Colitis, ulcerative; Lymphoma, B-cell, marginal zone; Azathioprine; Rituximab; Inflammatory bowel disease

Figure

  • Fig. 1 Findings of colonoscopy performed at the initial visit. (A) Severe stricture in the sigmoid colon, with a lumen diameter of approximately 6 mm, located 17–19 cm from the anal verge. (B) Erythematous mucosa and absence of the vascular pattern with diffuse, continuous-fashion, but no mucosal break was observed from the distal rectum.

  • Fig. 2 Microscopic findings of the mucosa at the stricture site in the sigmoid colon. The mucosa exhibited glandular distortion and fibrous changes in lamina propria (H&E, ×200).

  • Fig. 3 Abdominal CT scan at the initial visit. Stricture in the sigmoid colon (white arrows) and enhanced wall thickening are observed. (A) Axial view. (B) Coronal view.

  • Fig. 4 Findings of colonoscopy conducted after one year since the first visit. (A) No significant changes in severe stricture in the sigmoid colon, with a lumen diameter of approximately 6 mm, located 17–19 cm from the anal verge. (B) Diffuse, edematous exudative inflammation with shallow ulcers was observed in the distal rectum, 5 cm site from the anal verge.

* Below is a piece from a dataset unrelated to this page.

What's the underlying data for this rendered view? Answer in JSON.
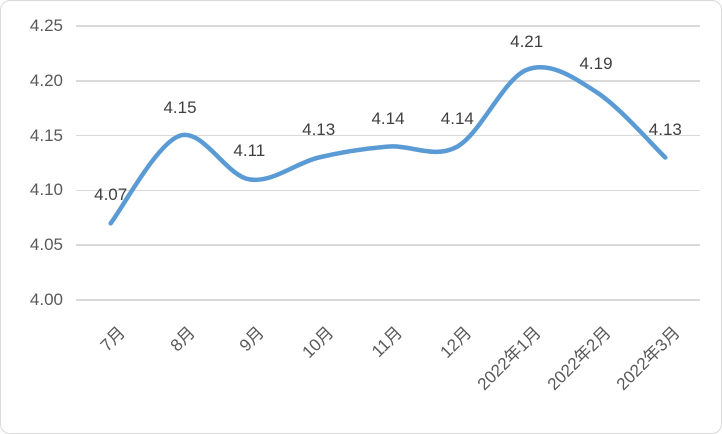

  • Fig. 5 Microscopic findings of rectal mucosa before the rituximab treatment. The rectal mucosa is infiltrated with atypical lymphocytes, revealing small-to-medium-sized nuclei with slightly irregular contours, dispersed chromatin, and inconspicuous nuclei (presented inside the dotted circle) and prominent plasmacytoid differentiation (presented outside the dotted circle) (H&E, ×400).

  • Fig. 6 Findings of colonoscopy performed one month (A, B) and 16 months (C, D) after treatment with rituximab. (A) Stricture of the sigmoid colon markedly improved to a lumen diameter of approximately 20 mm. (B) Edematous inflammation with shallow ulcers in the distal rectum, 5 cm site from the anal verge, showing slightly improved nodularity of the lesion. (C) Stricture of the sigmoid colon appeared to be slightly narrower than its condition one month after treatment. (D) Mucosal scar change in the distal rectum, 5 cm site from the anal verge, showing improved edematous inflammation with shallow ulcers.

  • Fig. 7 Microscopic findings 16 months after the rituximab treatment. (A) The previous stricture site in the sigmoid colon exhibits glandular distortion of ulcerative colitis, such as intracryptal budding (indicated by an open arrowhead) and crypt rings in rows (indicated by closed arrowheads). (B) The previous mucosa-associated lymphoid tissue (MALT) lymphoma site in the rectum exhibits glandular distortion of ulcerative colitis, such as crypt branching (indicated by an arrow). There is no evidence of malignancy, including MALT lymphoma (H&E, ×400).